Minor errors in protein production could be a thing of the past now with the aid of recent data collected by members of the Scripps Research Institute.

Research conducted under the ever watchful eye of Professor Paul Schimmel of the Scripps Research Institute, could in the future hold the key to identifying underlying causes of certain diseases and possibly in time play a part in their demise.

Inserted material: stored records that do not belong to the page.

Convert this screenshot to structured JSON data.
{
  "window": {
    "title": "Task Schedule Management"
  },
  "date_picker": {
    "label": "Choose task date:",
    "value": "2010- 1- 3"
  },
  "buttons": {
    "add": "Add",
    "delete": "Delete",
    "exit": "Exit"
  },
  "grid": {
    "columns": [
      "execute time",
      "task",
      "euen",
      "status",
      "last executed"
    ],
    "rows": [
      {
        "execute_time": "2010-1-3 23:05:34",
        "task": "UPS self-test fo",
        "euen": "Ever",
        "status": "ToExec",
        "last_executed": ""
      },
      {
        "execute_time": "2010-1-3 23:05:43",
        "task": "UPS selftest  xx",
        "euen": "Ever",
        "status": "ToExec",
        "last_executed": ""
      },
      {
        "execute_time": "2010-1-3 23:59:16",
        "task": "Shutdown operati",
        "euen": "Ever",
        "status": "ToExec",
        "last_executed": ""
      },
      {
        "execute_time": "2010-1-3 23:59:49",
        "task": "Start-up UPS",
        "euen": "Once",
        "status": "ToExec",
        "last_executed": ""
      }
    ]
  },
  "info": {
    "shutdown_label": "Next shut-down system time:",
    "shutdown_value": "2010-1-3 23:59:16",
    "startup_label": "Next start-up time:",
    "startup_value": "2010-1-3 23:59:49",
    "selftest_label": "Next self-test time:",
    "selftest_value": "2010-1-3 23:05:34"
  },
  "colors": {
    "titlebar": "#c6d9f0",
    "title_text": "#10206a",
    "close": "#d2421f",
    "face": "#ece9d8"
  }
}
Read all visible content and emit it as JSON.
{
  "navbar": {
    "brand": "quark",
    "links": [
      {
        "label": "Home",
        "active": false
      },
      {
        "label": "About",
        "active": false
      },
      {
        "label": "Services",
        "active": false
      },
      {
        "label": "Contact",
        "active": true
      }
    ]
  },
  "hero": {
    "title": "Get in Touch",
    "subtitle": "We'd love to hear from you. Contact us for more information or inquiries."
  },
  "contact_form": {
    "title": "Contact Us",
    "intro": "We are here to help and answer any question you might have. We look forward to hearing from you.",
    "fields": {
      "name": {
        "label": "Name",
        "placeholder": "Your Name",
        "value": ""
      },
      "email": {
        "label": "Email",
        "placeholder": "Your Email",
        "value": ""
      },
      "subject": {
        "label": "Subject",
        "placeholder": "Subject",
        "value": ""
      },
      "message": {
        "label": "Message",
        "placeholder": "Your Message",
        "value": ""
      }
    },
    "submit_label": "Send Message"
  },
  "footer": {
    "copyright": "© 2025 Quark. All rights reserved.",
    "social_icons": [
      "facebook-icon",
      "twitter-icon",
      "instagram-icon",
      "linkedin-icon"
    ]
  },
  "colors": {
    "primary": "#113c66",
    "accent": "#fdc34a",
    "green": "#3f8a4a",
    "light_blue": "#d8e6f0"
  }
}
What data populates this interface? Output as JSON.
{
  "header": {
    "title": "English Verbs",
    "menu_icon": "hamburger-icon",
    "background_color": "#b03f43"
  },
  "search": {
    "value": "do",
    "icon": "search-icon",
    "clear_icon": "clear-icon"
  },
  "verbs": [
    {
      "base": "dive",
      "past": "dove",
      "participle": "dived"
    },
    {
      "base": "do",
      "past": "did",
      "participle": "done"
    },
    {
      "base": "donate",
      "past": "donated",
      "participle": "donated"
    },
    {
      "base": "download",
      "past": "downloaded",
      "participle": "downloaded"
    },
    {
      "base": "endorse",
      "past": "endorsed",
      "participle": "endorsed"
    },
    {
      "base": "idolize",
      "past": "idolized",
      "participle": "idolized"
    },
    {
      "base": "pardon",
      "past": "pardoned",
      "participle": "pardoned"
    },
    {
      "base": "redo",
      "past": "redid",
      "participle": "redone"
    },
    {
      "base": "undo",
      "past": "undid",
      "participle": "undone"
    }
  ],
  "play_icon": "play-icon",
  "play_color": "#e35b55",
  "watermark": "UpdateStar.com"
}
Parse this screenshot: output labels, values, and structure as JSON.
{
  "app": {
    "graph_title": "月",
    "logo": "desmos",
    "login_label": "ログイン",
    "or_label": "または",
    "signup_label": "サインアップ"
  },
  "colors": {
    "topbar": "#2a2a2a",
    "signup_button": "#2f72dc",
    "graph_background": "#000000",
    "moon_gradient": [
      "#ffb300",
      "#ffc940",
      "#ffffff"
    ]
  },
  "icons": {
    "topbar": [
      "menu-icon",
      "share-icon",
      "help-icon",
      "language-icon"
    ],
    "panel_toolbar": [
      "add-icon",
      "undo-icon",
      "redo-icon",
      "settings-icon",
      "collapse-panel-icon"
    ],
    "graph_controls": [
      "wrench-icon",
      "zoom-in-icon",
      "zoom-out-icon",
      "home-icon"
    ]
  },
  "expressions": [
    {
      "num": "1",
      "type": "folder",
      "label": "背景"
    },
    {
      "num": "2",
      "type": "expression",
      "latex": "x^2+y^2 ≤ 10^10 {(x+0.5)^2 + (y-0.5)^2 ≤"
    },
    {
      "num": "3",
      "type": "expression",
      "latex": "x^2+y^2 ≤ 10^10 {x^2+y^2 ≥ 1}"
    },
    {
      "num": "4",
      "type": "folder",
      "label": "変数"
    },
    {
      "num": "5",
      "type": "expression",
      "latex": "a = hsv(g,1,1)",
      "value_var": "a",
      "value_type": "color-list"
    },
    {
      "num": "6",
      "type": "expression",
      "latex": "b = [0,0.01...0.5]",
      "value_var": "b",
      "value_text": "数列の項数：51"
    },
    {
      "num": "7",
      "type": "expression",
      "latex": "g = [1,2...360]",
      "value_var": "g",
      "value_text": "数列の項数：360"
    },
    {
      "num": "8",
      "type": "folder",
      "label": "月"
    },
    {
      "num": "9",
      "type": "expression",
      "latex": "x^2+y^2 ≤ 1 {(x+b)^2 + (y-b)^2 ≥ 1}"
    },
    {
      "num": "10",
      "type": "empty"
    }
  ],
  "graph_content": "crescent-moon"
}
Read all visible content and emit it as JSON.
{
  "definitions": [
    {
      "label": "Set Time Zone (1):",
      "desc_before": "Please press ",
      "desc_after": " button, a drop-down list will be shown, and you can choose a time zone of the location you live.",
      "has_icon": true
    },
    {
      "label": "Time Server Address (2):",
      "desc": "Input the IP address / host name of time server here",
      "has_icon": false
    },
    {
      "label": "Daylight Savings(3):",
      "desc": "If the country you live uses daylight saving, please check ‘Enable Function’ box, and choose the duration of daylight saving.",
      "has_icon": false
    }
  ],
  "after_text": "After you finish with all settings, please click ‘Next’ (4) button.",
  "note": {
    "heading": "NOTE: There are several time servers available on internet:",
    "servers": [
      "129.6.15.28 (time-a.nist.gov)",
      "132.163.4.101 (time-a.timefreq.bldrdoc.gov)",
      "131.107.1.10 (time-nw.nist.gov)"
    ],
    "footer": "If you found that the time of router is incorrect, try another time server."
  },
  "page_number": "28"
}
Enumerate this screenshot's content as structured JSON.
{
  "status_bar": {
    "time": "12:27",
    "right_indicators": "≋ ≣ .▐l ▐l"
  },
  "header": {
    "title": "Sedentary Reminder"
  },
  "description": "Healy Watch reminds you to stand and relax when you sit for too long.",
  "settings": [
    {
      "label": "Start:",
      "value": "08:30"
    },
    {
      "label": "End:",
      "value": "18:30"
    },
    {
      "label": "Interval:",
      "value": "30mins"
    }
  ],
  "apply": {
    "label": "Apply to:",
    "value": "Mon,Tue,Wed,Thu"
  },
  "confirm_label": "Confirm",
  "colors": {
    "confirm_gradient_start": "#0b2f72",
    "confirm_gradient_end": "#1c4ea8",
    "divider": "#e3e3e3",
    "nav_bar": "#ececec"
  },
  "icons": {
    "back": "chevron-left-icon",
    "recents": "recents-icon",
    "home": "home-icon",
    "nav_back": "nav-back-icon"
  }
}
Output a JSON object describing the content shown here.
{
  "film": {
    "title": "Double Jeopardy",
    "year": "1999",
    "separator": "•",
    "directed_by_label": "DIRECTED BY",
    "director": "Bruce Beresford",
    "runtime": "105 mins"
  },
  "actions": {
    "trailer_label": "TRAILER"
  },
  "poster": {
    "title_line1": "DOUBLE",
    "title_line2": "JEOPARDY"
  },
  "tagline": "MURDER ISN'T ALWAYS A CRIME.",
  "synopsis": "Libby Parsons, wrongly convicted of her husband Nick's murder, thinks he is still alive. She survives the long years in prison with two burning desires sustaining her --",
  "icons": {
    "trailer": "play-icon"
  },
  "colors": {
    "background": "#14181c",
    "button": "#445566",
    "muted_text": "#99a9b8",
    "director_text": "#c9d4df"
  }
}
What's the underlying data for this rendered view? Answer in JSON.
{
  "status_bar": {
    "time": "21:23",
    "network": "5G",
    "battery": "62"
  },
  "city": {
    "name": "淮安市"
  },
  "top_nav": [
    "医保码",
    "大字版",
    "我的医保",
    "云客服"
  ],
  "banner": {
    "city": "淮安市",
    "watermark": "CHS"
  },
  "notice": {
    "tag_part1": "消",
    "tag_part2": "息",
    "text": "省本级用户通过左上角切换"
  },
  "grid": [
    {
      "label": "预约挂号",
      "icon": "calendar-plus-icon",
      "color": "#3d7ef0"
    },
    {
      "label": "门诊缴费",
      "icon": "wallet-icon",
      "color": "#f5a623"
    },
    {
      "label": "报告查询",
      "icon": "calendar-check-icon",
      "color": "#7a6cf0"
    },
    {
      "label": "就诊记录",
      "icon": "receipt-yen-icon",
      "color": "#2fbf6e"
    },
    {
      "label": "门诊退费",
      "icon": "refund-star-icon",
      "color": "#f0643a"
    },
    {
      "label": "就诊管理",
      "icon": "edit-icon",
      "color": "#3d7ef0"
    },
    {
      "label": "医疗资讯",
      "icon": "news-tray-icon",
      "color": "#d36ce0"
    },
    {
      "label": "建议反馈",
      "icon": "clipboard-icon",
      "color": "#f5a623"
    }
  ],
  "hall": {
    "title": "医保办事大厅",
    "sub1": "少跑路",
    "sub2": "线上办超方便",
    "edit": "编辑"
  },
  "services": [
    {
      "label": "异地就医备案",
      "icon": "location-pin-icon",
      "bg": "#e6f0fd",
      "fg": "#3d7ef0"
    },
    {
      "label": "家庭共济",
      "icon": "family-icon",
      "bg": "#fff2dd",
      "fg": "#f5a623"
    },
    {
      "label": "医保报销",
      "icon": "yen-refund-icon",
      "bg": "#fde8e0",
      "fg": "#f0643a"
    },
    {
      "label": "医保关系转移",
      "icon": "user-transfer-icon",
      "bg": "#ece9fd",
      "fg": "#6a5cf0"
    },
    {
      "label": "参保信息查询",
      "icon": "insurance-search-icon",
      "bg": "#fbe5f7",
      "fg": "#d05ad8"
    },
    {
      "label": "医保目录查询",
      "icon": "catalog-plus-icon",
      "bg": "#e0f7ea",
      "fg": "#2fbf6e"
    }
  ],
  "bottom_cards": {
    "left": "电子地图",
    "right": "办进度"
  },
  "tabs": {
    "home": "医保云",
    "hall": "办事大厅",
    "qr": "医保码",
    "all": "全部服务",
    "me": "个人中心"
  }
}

This process of protein manufacturing is a somewhat complicated and vitally crucial process and one minute mistake can result in catastrophic effects. Many phases and components are involved in this method, such as the messenger RNA which acts as an instruction manual for protein synthesis, or the tRNA carrying amino acids. The majority of these tRNA only carry a singular amino acid at a time and are joined using an enzyme known as synthetase. These tRNA then unite together and form the specified protein.
Sometimes during protein synthesis the tRNA can accidentally combine with the incorrect amino acid. When this occurs and the problem is not rectified serious health consequences can result. After mind boggling amounts of investigating by scientists it is now understood that the segments of the synthetases that are responsible for the adhesion and recognition of tRNA and the correct amino acids are that precise that little to no editing is mandatory. But whatever little editing required was thought to have taken place at only one place.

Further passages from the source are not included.